Pub Date: Feb. 7th, 2017
ISBN: 978-1-60945-349-7
Publisher: Europa Editions

The second novel from Australian writer Wilson, whose debut (The Roving Party, 2014) won literary prizes and comparisons to Cormac McCarthy, offers another stylish—if familiar—contribution to the literature of lyric violence.

Tasmania in 1874 is a combination of bedlam and Hieronymus Bosch, peopled with sots, convicts, derelicts, opportunists, and hard cases of every kind. The town of Launceston is a remote and lawless outpost of this remote and lawless outpost.
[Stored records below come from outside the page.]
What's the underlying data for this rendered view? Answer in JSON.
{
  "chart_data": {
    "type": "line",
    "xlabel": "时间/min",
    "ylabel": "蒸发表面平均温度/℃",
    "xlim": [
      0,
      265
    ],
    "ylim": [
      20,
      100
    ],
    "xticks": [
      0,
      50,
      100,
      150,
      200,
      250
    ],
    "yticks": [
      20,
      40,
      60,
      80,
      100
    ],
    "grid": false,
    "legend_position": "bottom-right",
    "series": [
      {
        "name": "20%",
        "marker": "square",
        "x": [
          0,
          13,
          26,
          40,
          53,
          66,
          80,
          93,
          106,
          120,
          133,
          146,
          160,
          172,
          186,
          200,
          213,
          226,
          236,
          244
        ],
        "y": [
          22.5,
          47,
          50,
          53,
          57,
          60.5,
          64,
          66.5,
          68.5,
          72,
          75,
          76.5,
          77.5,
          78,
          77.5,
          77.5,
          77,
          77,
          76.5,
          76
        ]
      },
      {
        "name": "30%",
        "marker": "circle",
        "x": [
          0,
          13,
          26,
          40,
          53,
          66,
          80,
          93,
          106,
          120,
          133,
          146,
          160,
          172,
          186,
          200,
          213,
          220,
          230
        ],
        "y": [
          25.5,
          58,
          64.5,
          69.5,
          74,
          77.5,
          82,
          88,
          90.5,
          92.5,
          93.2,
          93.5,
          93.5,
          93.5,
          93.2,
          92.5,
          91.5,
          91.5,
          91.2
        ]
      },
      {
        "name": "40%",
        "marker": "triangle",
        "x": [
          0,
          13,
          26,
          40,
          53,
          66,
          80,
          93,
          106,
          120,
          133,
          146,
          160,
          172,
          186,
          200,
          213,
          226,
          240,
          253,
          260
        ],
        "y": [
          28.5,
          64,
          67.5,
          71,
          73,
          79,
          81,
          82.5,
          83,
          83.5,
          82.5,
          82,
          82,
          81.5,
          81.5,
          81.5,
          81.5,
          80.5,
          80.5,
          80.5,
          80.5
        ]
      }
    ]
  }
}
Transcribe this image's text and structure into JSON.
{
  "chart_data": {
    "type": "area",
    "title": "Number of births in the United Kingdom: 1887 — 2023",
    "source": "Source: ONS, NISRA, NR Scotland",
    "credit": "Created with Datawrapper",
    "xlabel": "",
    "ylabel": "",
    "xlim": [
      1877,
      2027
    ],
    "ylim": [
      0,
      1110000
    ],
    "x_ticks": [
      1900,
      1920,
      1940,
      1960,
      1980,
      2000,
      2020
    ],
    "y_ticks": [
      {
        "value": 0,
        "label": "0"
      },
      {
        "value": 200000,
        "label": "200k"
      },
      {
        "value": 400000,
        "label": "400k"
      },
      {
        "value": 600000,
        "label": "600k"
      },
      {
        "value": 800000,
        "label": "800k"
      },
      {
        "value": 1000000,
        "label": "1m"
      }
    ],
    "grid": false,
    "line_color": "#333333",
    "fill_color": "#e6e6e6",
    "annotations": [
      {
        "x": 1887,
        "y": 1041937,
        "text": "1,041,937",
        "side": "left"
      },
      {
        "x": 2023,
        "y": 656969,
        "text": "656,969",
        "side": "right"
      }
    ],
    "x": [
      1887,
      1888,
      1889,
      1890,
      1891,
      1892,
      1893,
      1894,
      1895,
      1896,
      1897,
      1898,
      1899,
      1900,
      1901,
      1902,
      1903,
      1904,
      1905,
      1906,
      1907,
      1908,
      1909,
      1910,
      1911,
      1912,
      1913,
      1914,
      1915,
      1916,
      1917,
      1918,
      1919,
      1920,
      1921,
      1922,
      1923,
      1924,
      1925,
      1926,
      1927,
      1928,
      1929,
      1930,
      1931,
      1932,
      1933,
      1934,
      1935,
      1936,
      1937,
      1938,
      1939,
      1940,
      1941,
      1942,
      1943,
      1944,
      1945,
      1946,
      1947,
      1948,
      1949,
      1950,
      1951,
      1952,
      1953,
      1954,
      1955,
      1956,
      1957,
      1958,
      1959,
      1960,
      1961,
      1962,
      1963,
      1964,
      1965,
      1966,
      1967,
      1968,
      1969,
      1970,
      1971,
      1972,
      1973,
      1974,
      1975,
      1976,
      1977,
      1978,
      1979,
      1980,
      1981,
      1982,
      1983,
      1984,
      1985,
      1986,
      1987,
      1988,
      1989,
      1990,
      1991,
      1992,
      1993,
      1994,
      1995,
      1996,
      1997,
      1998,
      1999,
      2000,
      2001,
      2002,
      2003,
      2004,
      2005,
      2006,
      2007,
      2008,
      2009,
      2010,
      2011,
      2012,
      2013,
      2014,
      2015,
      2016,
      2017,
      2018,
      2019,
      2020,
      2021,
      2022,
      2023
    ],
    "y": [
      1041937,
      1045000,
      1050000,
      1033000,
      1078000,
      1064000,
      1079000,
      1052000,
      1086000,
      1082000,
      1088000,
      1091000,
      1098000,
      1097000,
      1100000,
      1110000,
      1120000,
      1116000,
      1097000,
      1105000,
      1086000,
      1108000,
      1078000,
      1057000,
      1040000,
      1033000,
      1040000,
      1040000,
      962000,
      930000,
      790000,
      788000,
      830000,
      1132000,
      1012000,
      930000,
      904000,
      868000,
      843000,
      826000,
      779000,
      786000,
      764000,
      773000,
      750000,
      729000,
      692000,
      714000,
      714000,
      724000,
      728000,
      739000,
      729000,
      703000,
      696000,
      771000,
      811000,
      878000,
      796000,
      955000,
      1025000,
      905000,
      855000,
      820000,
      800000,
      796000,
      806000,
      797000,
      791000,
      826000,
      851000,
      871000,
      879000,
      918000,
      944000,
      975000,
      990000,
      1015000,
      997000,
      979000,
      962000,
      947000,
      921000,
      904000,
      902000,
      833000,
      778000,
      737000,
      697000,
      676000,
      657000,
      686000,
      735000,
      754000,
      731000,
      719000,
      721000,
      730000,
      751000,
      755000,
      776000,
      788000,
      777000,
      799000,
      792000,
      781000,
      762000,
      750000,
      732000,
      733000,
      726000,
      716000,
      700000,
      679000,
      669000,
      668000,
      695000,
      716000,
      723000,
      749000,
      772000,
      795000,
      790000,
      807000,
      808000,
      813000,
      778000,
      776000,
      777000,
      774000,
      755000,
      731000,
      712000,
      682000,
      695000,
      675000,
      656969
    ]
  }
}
At the novel's beginning, a middle-aged mother in the town dies, leaving her 12-year-old son to the tender unmercies of the local constabulary and a "charitable" man named Stewart who exposes himself to hungry children as the price of his generosity. The boy dispatches a letter to his father, Thomas Toosey, a reformed drunk who was convicted of infanticide and sent off years earlier. The elder Toosey, a ruffian among ruffians, embarks on a desperate journey to save his son. He is pursued at every step by a vengeance-bent Irishman named Fitheal Flynn and Flynn's silent, mysterious hooded companion, who goes by the name of the legendary hangman Ketch. As Toosey arrives in Launceston after years of exile, with Flynn and Ketch close behind, a brutal street riot breaks out over an unjust railroad levy, and violence begets violence begets violence. In thinking of American analogues, one is reminded less of McCarthy and more of writers like Tom Franklin and Donald Ray Pollock, but the book lacks the dark, ribald humor of Pollock and the interest in tangled racial history behind a novel like Franklin's Hell at the Breech.

Still, this is a fast-paced, hard-nosed fable about revenge, pursuit, and the search for a moral compass in a place where chaos and rage and injustice set every dial wildly aquiver.